I’m currently reading, Peace Begins Here, by Thich Nhat Hanh.  I consider him my root teacher as his videos and practices were some of the things that led me to Buddhism in the first place.  I wanted to (finally) start, Calming the Fearful Mind by Thay (Thich Nhat Hanh’s affection nickname), but I found that I needed to back up a bit.  There’s too much in the noisy, busy, colorful, fear-based, politician-heavy world right now and I could not just jump right in.  I did; however reach for these books as a result of the Attacks on Paris on 11/13/2015, and Beruit on 11/12/13, and all of the other disasters that week.

I dedicate the merit of my reading and sharing, meditating, and praying, and silence to those who were ripped from this world, the first responders, the families who are now grieving, and the people of Paris & Beruit, Syria, every country, every where…

I dedicate the merit to the killers as well.  I know, I know, you’re grabbing a pencil and piece of paper (I just dated myself), to give me a laundry of the reasons to hate the members of ISIS, terrorists, Muslims, (all of the nameless “thems” that we want to hate so much.  Why do they deserve merit after such cowardly, hateful events?   Well, becomes someone has to.  Because if not, then hatred wins.  If not, than I have lost more of my humanity than I realized.  If not, then we are doomed to destroy ourselves.

Here is an excerpt from Thay’s book Peace Begins Here that began my journey inward:

Like everyone else on this earth, I long to have a home in which I can feel safe.  It is in human kindness, the kindness that is in me and in your, that I find this safety.

Yes!!!!  Yes!!!!! (I can’t find the like button on the page of the book).  There is so much in those two sentences, but I will “unpack” them another day.

Thay goes on to write:

That is my refuge and it is everywhere, even if sometimes it is hidden from my eyes.  I am learning to touch it and cultivate it more and more in myself and others.

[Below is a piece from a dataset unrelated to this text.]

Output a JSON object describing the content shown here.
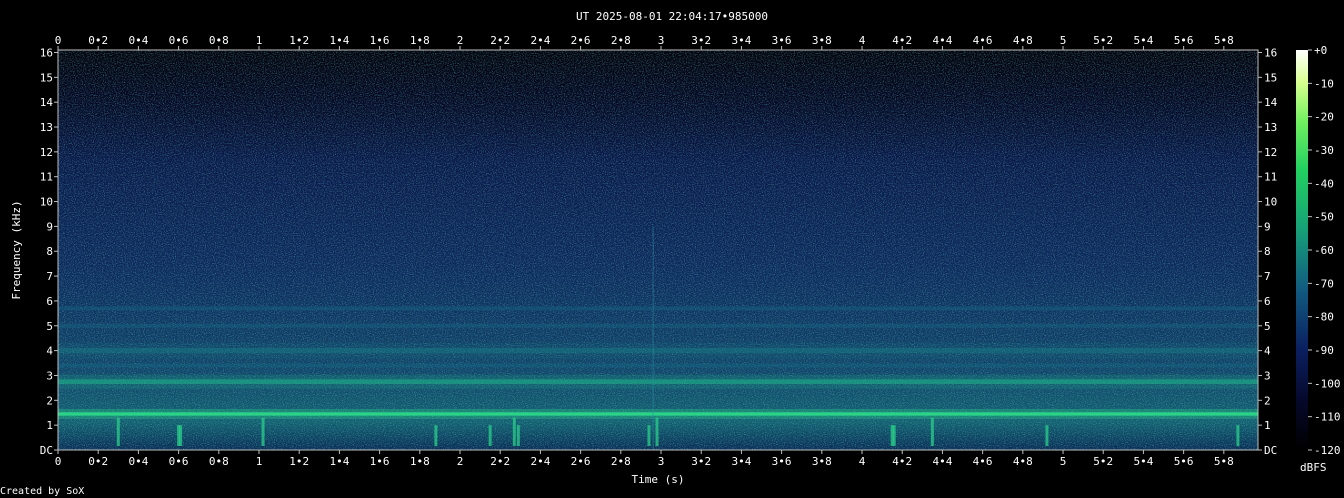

It was with those words, I began to cry. . . we have a huge refugee crisis on our hands, right now, in this world, and our leaders (and many voters) have a mountain built on top so as not to see the pain that is global right now.  And if that wasn’t bad enough, they put a wall of barbed electric wire around it to keep them from ever looking and to keep others from trying to penetrate it.

But no, it’s not just theirs; it’s ours too.  We elected the politicians, or worked for these powerful people. . . we didn’t speak up, we didn’t didn’t struggle to find our own light, or let a million other things help us evade one primordial piece of wisdom:  we are all refugees and we all need each other, need a place in this world.

When I lost trust in myself and in others, it is because I forget that this kindness is there.

And that’s when I turned my Kindle off.  And allowed myself to grieve.  Not a single tear down the cheek or the simple cry that comes from a Kleenex commercial, but the kind of grief that hits you where your deepest pain is.  Yeah, that’s where this is. . . in the depths of our existence (my existence), we have lost trust in ourselves and our world.  I have lost trust in myself, others, and this world that feels pretty alien.

So, let’s try to sit with this for a bit and re-read it:

When I lost trust in myself and in others, it is because I forget that this kindness is there.

It is these few words, from one simple paragraph in a book that I am choosing to meditate on, in the days to come, so that we might begin a dialogue.  We may not be able to bring about world peace, but if there is any peace left in any of our hearts, than there is hope.

I hope you join me as I sit with my thoughts, feelings, and sensations.  As I allow these words to weave in and out of my being.